История Пенденниса, его удач и злоключений, его друзей и его злейшего врага (книга 2)

Теккерей Уильям Мейкпис

Шрифт:

— Она не менее нравственна, чем леди Портси, к которой весь свет ездит на балы, и не менее изысканна, чем миссис Булл, которая двух слов связать не умеет, а у ней чуть ли не каждый день обедают герцоги, — обиженно возразил Пен. — К чему нам с тобой быть щепетильнее других? К чему карать это безобиднее существо за грехи отцов? Она и тебе, и всем на свете желает только добра. По своим понятиям поступает как можно лучше. Не выдает себя за нечто большее, чем она есть. Кормит самыми лучшими обедами, какие может купить за деньги, приглашает самых лучших гостей, каких может раздобыть. Платит долги своего прощелыги-мужа. Балует сына, как самая добродетельная мамаша в Англии. Но я, конечно, допускаю, что в литературе она мало смыслит; она, верно, не прочла ни строчки Вордсворта, а о Теннисоне и не слыхивала.

— Так же, как уборщица миссис Фланаган и горничная Бетси, — проворчал Пенов ментор, — и мне в голову не придет их осуждать. Но человек высокой души не причислит их к своим друзьям. Джентльмен не станет общаться с ними на равной ноге, либо горько в этом раскается. Ты вот изображаешь из себя светского человека, философа. Так неужели твоя цель в жизни — уничтожать за обедом по три блюда и есть на серебре? Неужели ты посмеешь признаться себе самому, что предел твоих мечтаний — хороший кларет и что ты готов обедать с кем угодно, лишь бы стол ломился от яств? Ты меня называешь циником, но в каком же чудовищном цинизме расписываетесь все вы, светские люди! Я лучше буду питаться сырой репой и спать в дупле, лучше стану отшельником, дикарем, чем унизиться до такой цивилизации и признать, что повар-француз — единственное, ради чего стоит жить.

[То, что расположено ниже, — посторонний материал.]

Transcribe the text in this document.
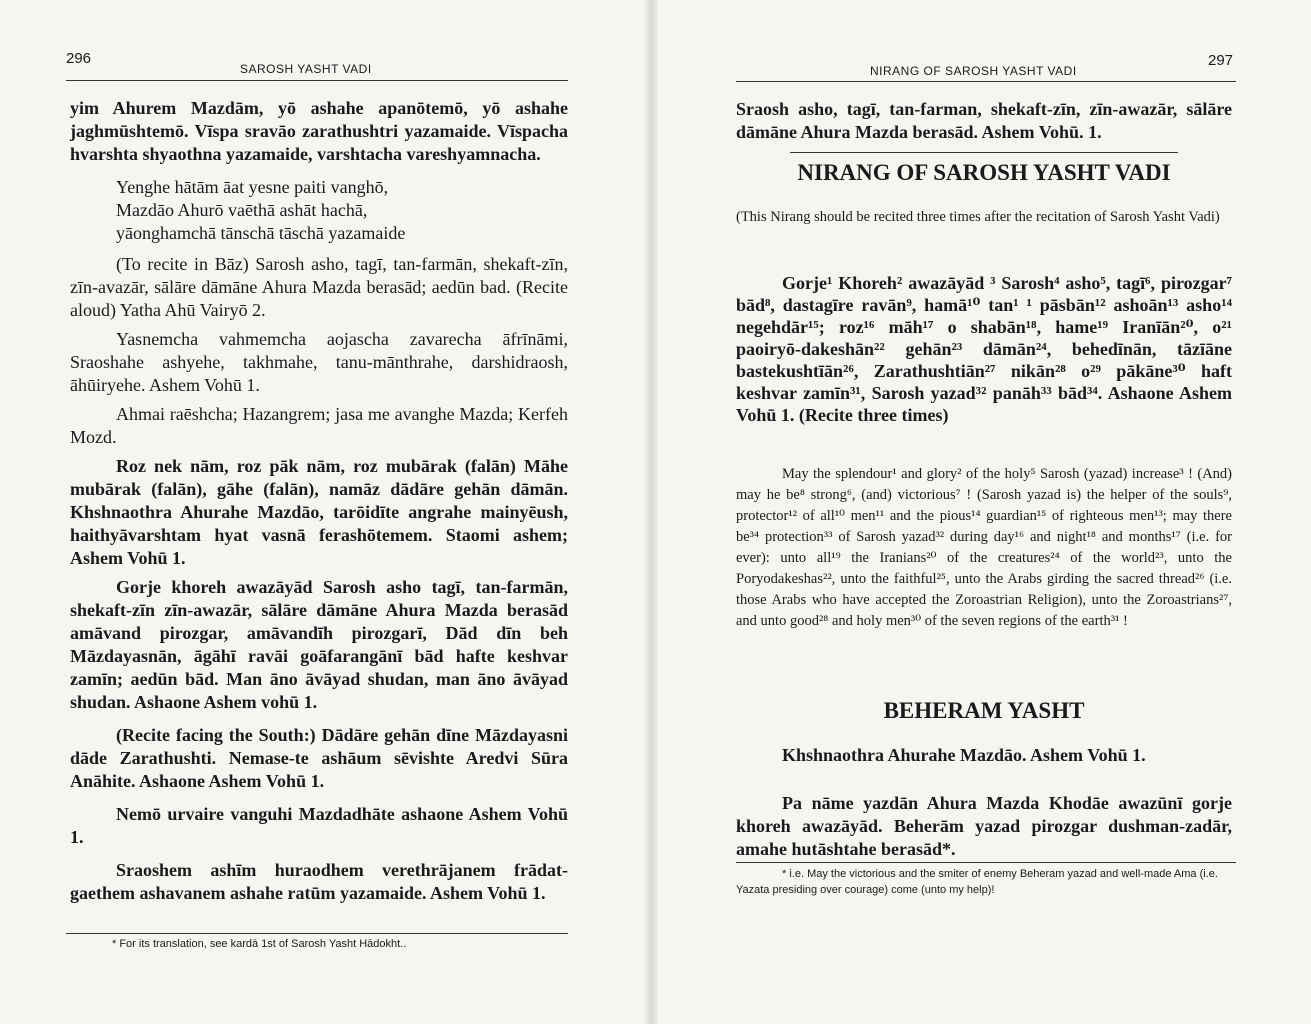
296
SAROSH YASHT VADI

yim Ahurem Mazdām, yō ashahe apanōtemō, yō ashahe jaghmūshtemō. Vīspa sravāo zarathushtri yazamaide. Vīspacha hvarshta shyaothna yazamaide, varshtacha vareshyamnacha.

Yenghe hātām āat yesne paiti vanghō,

Mazdāo Ahurō vaēthā ashāt hachā,

yāonghamchā tānschā tāschā yazamaide

(To recite in Bāz) Sarosh asho, tagī, tan-farmān, shekaft-zīn, zīn-avazār, sālāre dāmāne Ahura Mazda berasād; aedūn bad. (Recite aloud) Yatha Ahū Vairyō 2.

Yasnemcha vahmemcha aojascha zavarecha āfrīnāmi, Sraoshahe ashyehe, takhmahe, tanu-mānthrahe, darshidraosh, āhūiryehe. Ashem Vohū 1.

Ahmai raēshcha; Hazangrem; jasa me avanghe Mazda; Kerfeh Mozd.

Roz nek nām, roz pāk nām, roz mubārak (falān) Māhe mubārak (falān), gāhe (falān), namāz dādāre gehān dāmān. Khshnaothra Ahurahe Mazdāo, tarōidīte angrahe mainyēush, haithyāvarshtam hyat vasnā ferashōtemem. Staomi ashem; Ashem Vohū 1.

Gorje khoreh awazāyād Sarosh asho tagī, tan-farmān, shekaft-zīn zīn-awazār, sālāre dāmāne Ahura Mazda berasād amāvand pirozgar, amāvandīh pirozgarī, Dād dīn beh Māzdayasnān, āgāhī ravāi goāfarangānī bād hafte keshvar zamīn; aedūn bād. Man āno āvāyad shudan, man āno āvāyad shudan. Ashaone Ashem vohū 1.

(Recite facing the South:) Dādāre gehān dīne Māzdayasni dāde Zarathushti. Nemase-te ashāum sēvishte Aredvi Sūra Anāhite. Ashaone Ashem Vohū 1.

Nemō urvaire vanguhi Mazdadhāte ashaone Ashem Vohū 1.

Sraoshem ashīm huraodhem verethrājanem frādat-gaethem ashavanem ashahe ratūm yazamaide. Ashem Vohū 1.

* For its translation, see kardā 1st of Sarosh Yasht Hādokht..
297
NIRANG OF SAROSH YASHT VADI
Sraosh asho, tagī, tan-farman, shekaft-zīn, zīn-awazār, sālāre dāmāne Ahura Mazda berasād. Ashem Vohū. 1.
NIRANG OF SAROSH YASHT VADI
(This Nirang should be recited three times after the recitation of Sarosh Yasht Vadi)
Gorje¹ Khoreh² awazāyād ³ Sarosh⁴ asho⁵, tagī⁶, pirozgar⁷ bād⁸, dastagīre ravān⁹, hamā¹⁰ tan¹ ¹ pāsbān¹² ashoān¹³ asho¹⁴ negehdār¹⁵; roz¹⁶ māh¹⁷ o shabān¹⁸, hame¹⁹ Iranīān²⁰, o²¹ paoiryō-dakeshān²² gehān²³ dāmān²⁴, behedīnān, tāzīāne bastekushtīān²⁶, Zarathushtiān²⁷ nikān²⁸ o²⁹ pākāne³⁰ haft keshvar zamīn³¹, Sarosh yazad³² panāh³³ bād³⁴. Ashaone Ashem Vohū 1. (Recite three times)
May the splendour¹ and glory² of the holy⁵ Sarosh (yazad) increase³ ! (And) may he be⁸ strong⁶, (and) victorious⁷ ! (Sarosh yazad is) the helper of the souls⁹, protector¹² of all¹⁰ men¹¹ and the pious¹⁴ guardian¹⁵ of righteous men¹³; may there be³⁴ protection³³ of Sarosh yazad³² during day¹⁶ and night¹⁸ and months¹⁷ (i.e. for ever): unto all¹⁹ the Iranians²⁰ of the creatures²⁴ of the world²³, unto the Poryodakeshas²², unto the faithful²⁵, unto the Arabs girding the sacred thread²⁶ (i.e. those Arabs who have accepted the Zoroastrian Religion), unto the Zoroastrians²⁷, and unto good²⁸ and holy men³⁰ of the seven regions of the earth³¹ !
BEHERAM YASHT
Khshnaothra Ahurahe Mazdāo. Ashem Vohū 1.
Pa nāme yazdān Ahura Mazda Khodāe awazūnī gorje khoreh awazāyād. Beherām yazad pirozgar dushman-zadār, amahe hutāshtahe berasād*.
* i.e. May the victorious and the smiter of enemy Beheram yazad and well-made Ama (i.e. Yazata presiding over courage) come (unto my help)!
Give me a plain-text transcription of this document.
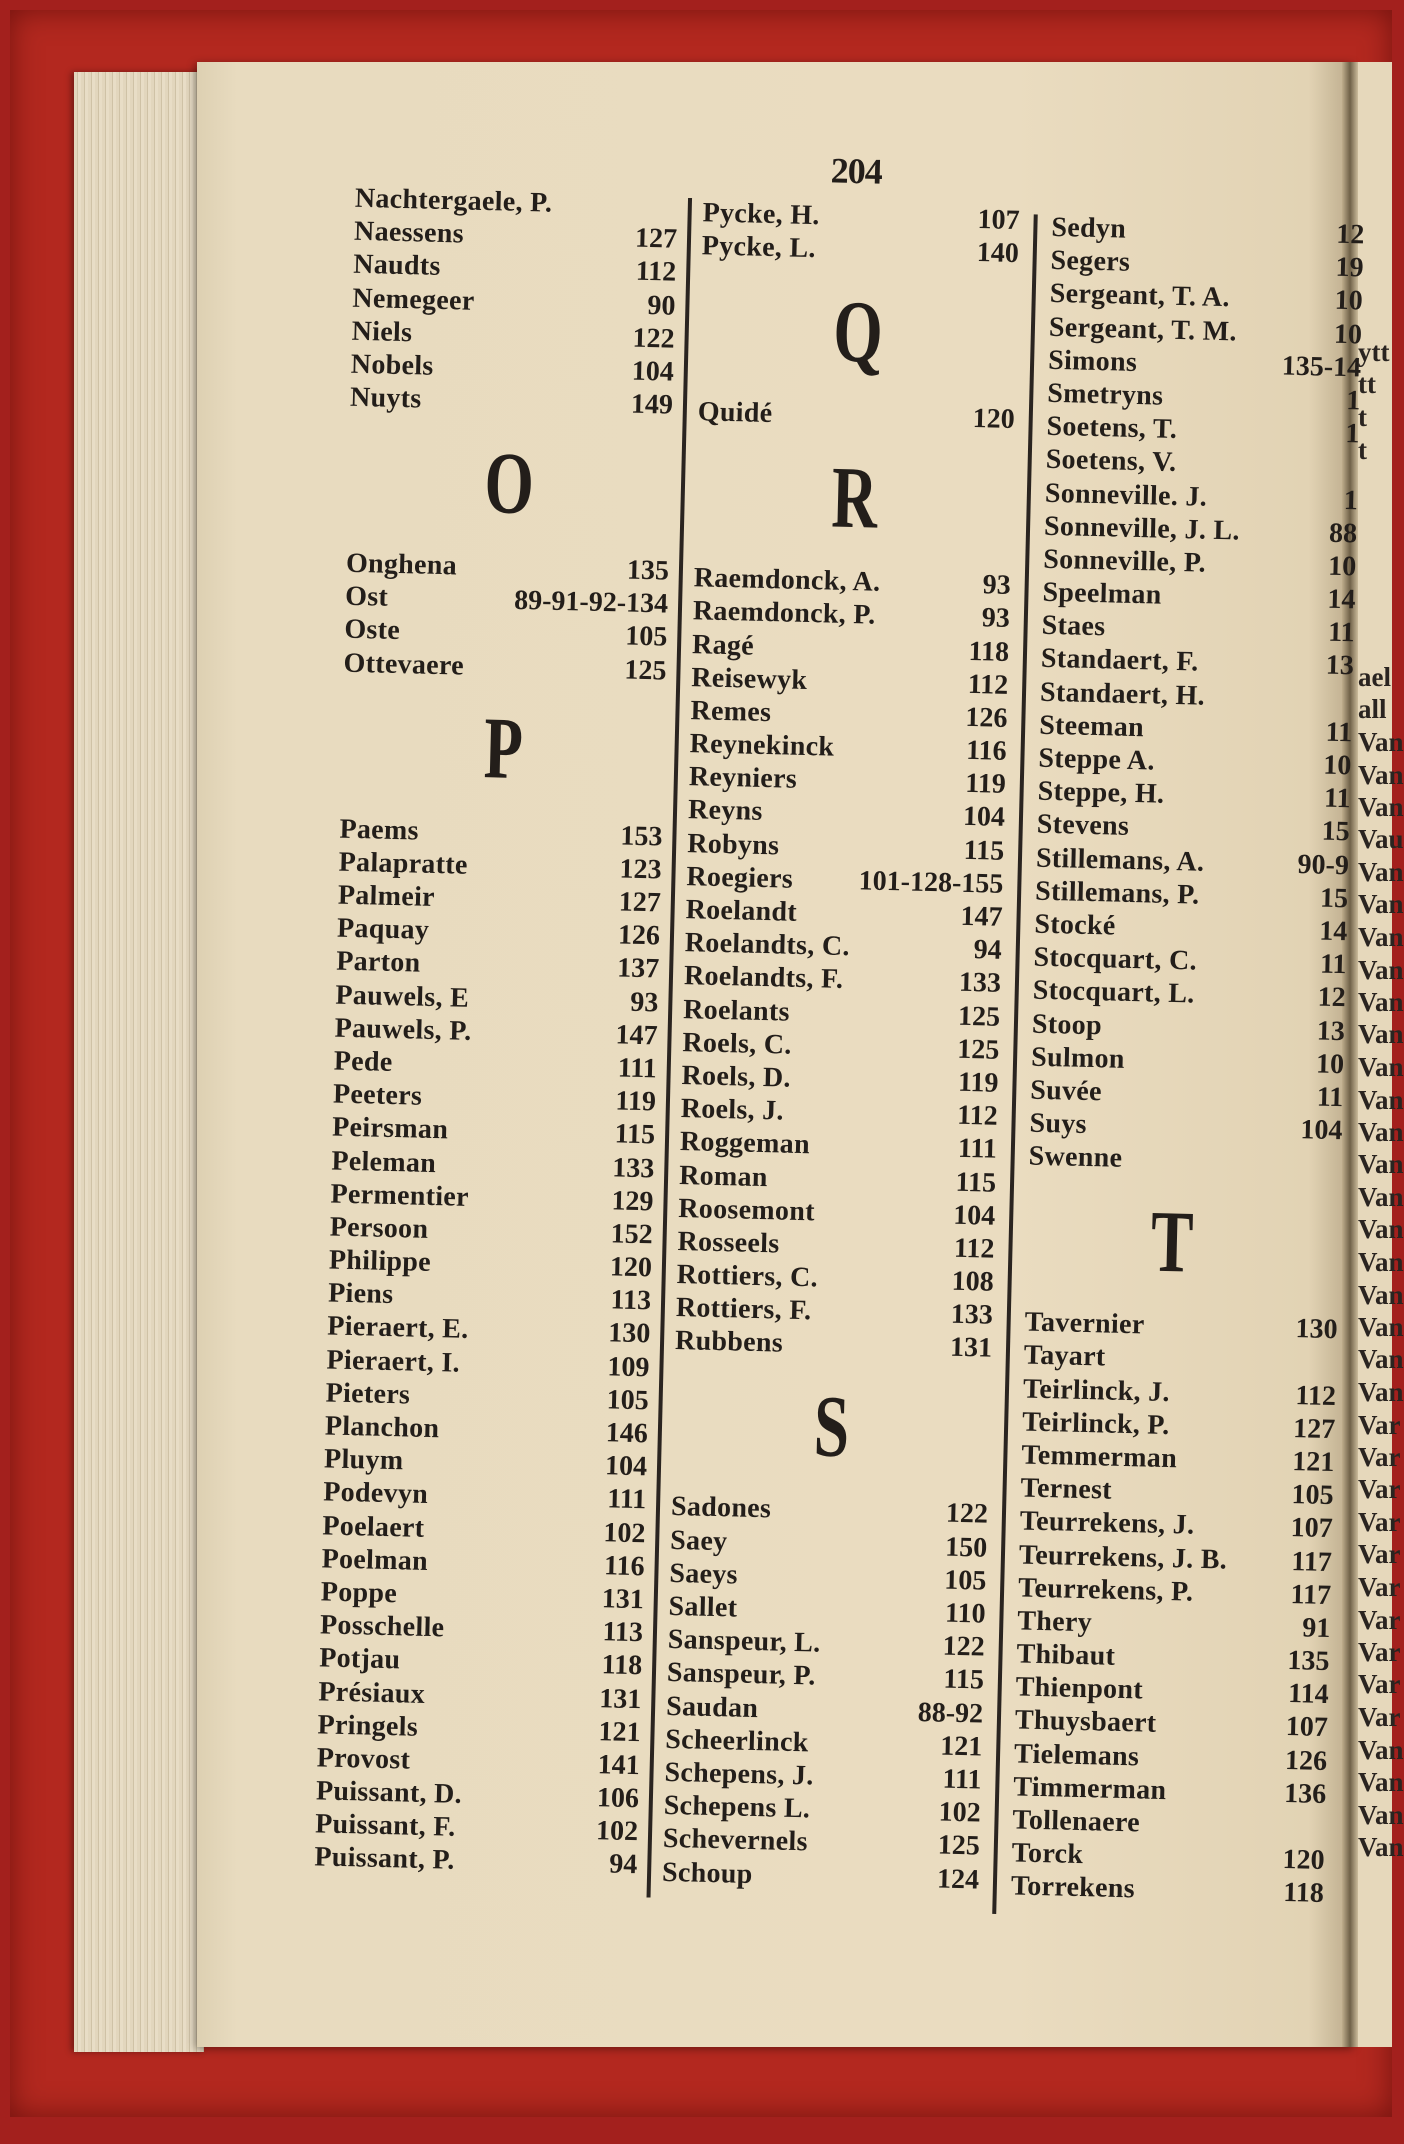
ytt
tt
t
t
ael
all
Van
Van
Van
Vau
Van
Van
Van
Van
Van
Van
Van
Van
Van
Van
Van
Van
Van
Van
Van
Van
Van
Var
Var
Var
Var
Var
Var
Var
Var
Var
Var
Van
Van
Van
Van
204
Nachtergaele, P.
Naessens	127
Naudts	112
Nemegeer	90
Niels	122
Nobels	104
Nuyts	149
O
Onghena	135
Ost	89-91-92-134
Oste	105
Ottevaere	125
P
Paems	153
Palapratte	123
Palmeir	127
Paquay	126
Parton	137
Pauwels, E	93
Pauwels, P.	147
Pede	111
Peeters	119
Peirsman	115
Peleman	133
Permentier	129
Persoon	152
Philippe	120
Piens	113
Pieraert, E.	130
Pieraert, I.	109
Pieters	105
Planchon	146
Pluym	104
Podevyn	111
Poelaert	102
Poelman	116
Poppe	131
Posschelle	113
Potjau	118
Présiaux	131
Pringels	121
Provost	141
Puissant, D.	106
Puissant, F.	102
Puissant, P.	94
Pycke, H.	107
Pycke, L.	140
Q
Quidé	120
R
Raemdonck, A.	93
Raemdonck, P.	93
Ragé	118
Reisewyk	112
Remes	126
Reynekinck	116
Reyniers	119
Reyns	104
Robyns	115
Roegiers 101-128-155
Roelandt	147
Roelandts, C.	94
Roelandts, F.	133
Roelants	125
Roels, C.	125
Roels, D.	119
Roels, J.	112
Roggeman	111
Roman	115
Roosemont	104
Rosseels	112
Rottiers, C.	108
Rottiers, F.	133
Rubbens	131
S
Sadones	122
Saey	150
Saeys	105
Sallet	110
Sanspeur, L.	122
Sanspeur, P.	115
Saudan	88-92
Scheerlinck	121
Schepens, J.	111
Schepens L.	102
Schevernels	125
Schoup	124
Sedyn	12
Segers	19
Sergeant, T. A.	10
Sergeant, T. M.	10
Simons	135-14
Smetryns	1
Soetens, T.	1
Soetens, V.
Sonneville. J.	1
Sonneville, J. L.	88
Sonneville, P.	10
Speelman	14
Staes	11
Standaert, F.	13
Standaert, H.
Steeman	11
Steppe A.	10
Steppe, H.	11
Stevens	15
Stillemans, A.	90-9
Stillemans, P.	15
Stocké	14
Stocquart, C.	11
Stocquart, L.	12
Stoop	13
Sulmon	10
Suvée	11
Suys	104
Swenne
T
Tavernier	130
Tayart
Teirlinck, J.	112
Teirlinck, P.	127
Temmerman	121
Ternest	105
Teurrekens, J.	107
Teurrekens, J. B. 117
Teurrekens, P.	117
Thery	91
Thibaut	135
Thienpont	114
Thuysbaert	107
Tielemans	126
Timmerman	136
Tollenaere
Torck	120
Torrekens	118
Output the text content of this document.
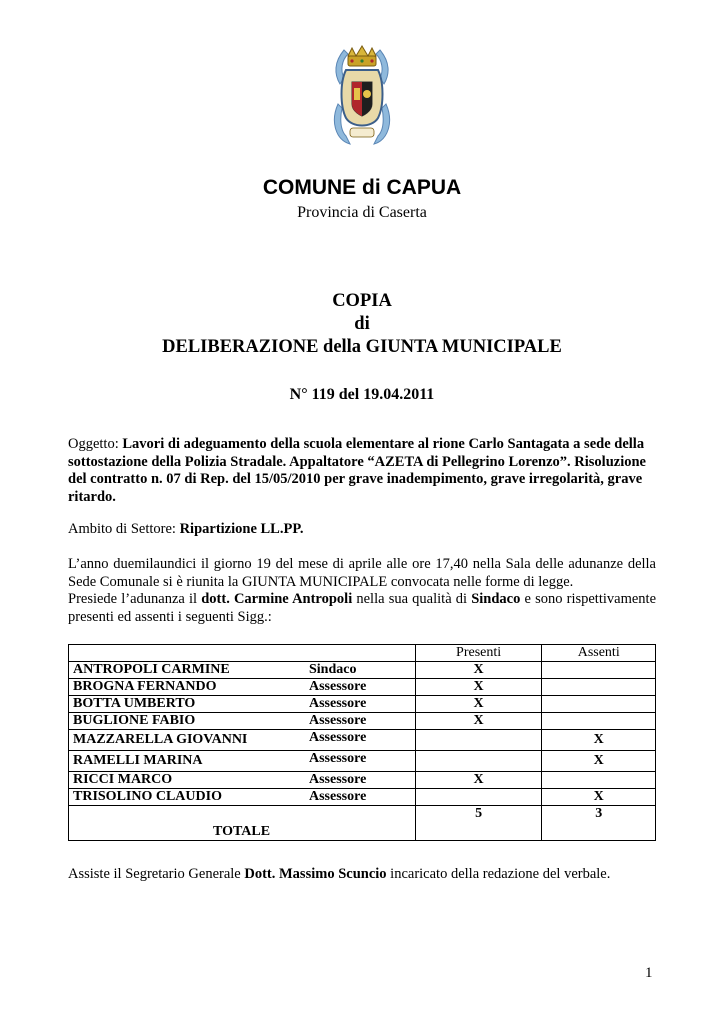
COMUNE di CAPUA
Provincia di Caserta
COPIA
di
DELIBERAZIONE della GIUNTA MUNICIPALE
N° 119 del 19.04.2011
Oggetto: Lavori di adeguamento della scuola elementare al rione Carlo Santagata a sede della sottostazione della Polizia Stradale. Appaltatore “AZETA di Pellegrino Lorenzo”. Risoluzione del contratto n. 07 di Rep. del 15/05/2010 per grave inadempimento, grave irregolarità, grave ritardo.
Ambito di Settore: Ripartizione LL.PP.
L’anno duemilaundici il giorno 19 del mese di aprile alle ore 17,40 nella Sala delle adunanze della Sede Comunale si è riunita la GIUNTA MUNICIPALE convocata nelle forme di legge.
Presiede l’adunanza il dott. Carmine Antropoli nella sua qualità di Sindaco e sono rispettivamente presenti ed assenti i seguenti Sigg.:
	Presenti	Assenti
ANTROPOLI CARMINE Sindaco	X	
BROGNA FERNANDO Assessore	X	
BOTTA UMBERTO Assessore	X	
BUGLIONE FABIO Assessore	X	
MAZZARELLA GIOVANNI Assessore		X
RAMELLI MARINA Assessore		X
RICCI MARCO Assessore	X	
TRISOLINO CLAUDIO Assessore		X
TOTALE	5	3
Assiste il Segretario Generale Dott. Massimo Scuncio incaricato della redazione del verbale.
1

— Оттого, что ты любишь бифштекс с кровью и трубку, — рассердился Пен, — ты кичишься перед людьми с более утонченным вкусом, людьми, которые не стыдятся своего общества. Где это сказано, что, встречаясь с человеком каждый день, надо кричать о каком-то особенном восхищении, уважении, дружбе или хотя бы благодарности? Если А. приглашает меня к себе и принимает в меру своих возможностей, я ценю такой прием по достоинству, и не более того. И плачу я ему, совершенно открыто, не дружбой, а ходячей монетой светских условностей. Мы расстаемся без огорчения, встречаемся не без удовольствия. Если бы я общался только с настоящими друзьями, я бы, кроме твоей черной рожи, ни одного человеческого лица не видел.

— Ты ученик своего дядюшки, — грустно промолвил Уорингтон, — ты весь поглощен земными интересами.

— Ну и что же? Почему я не должен видеть землю, на которой стою, следовать обычаям общества, в котором мы живем и которым живем? Я старше тебя, Джордж, хоть ты и начал седеть, и хорошо знаю свет, — лучше чем ты, сидя здесь на своем чердаке, со своими книгами, с идеями и мечтами, какие хороши в двадцать лет. Я принимаю общество таким, как оно есть, и, сам к нему принадлежа, не согласен его стыдиться. Если век вывихнул сустав, откуда мне взять призвание и силу, чтобы вправить его?

— Да, и того и другого у тебя маловато, — пробурчал Уорингтон.

— Если я сомневаюсь в том, лучше ли я своего ближнего, — продолжал Артур, — если я допускаю, что я не лучше его, я сомневаюсь и в том, что он лучше меня. Как часто люди смолоду мечтают о переустройстве мира, еще безусыми юнцами во всеуслышание строят планы возрождения всего человечества, а через несколько лет, потраченных на пустое говорение и честолюбивые попытки увлечь за собою других, отказываются от своих замыслов и, убедившись, что их больше не хотят слушать, — а их и никогда-то не стоило слушать, — тихонько смешиваются с толпой и признают, что задачи их были неосуществимы, либо даже благодарят судьбу, что не пытались их осуществить. Самые рьяные преобразователи успокаиваются и волей-неволей мирятся с существующим порядком; самые крикливые радикалы делаются послушными бессловесными чиновниками; самые пылкие либералы не у дел, получив должность, превращаются в рутинеров-консерваторов, а то и в деспотов и тиранов. Вспомни Тьера, вспомни Гизо — чем они были в оппозиции и чем стали, когда возвысились. Вспомни вигов, когда они взывали к нации и когда пришли к власти! Ты скажешь, что эти люди повинны в отступничестве? Так кричат радикалы, но и они смирятся в свой черед, если их черед когда-нибудь наступит. Нет, эти люди просто сообразуются с обстоятельствами, которые сильнее их, — идут к преобразованиям, как и весь мир, но не пытаясь обогнать его (а человечество огромно и, естественно, не может продвигаться быстро); они оставляют один свой план как неосуществимый ввиду слишком сильного противодействия — другой как незрелый, поскольку его не поддерживает большинство, — поневоле начинают видеть препятствия и трудности, стоящие на пути к преобразованиям и прогрессу, — и наконец соглашаются на ожидание, на уступки, на компромисс.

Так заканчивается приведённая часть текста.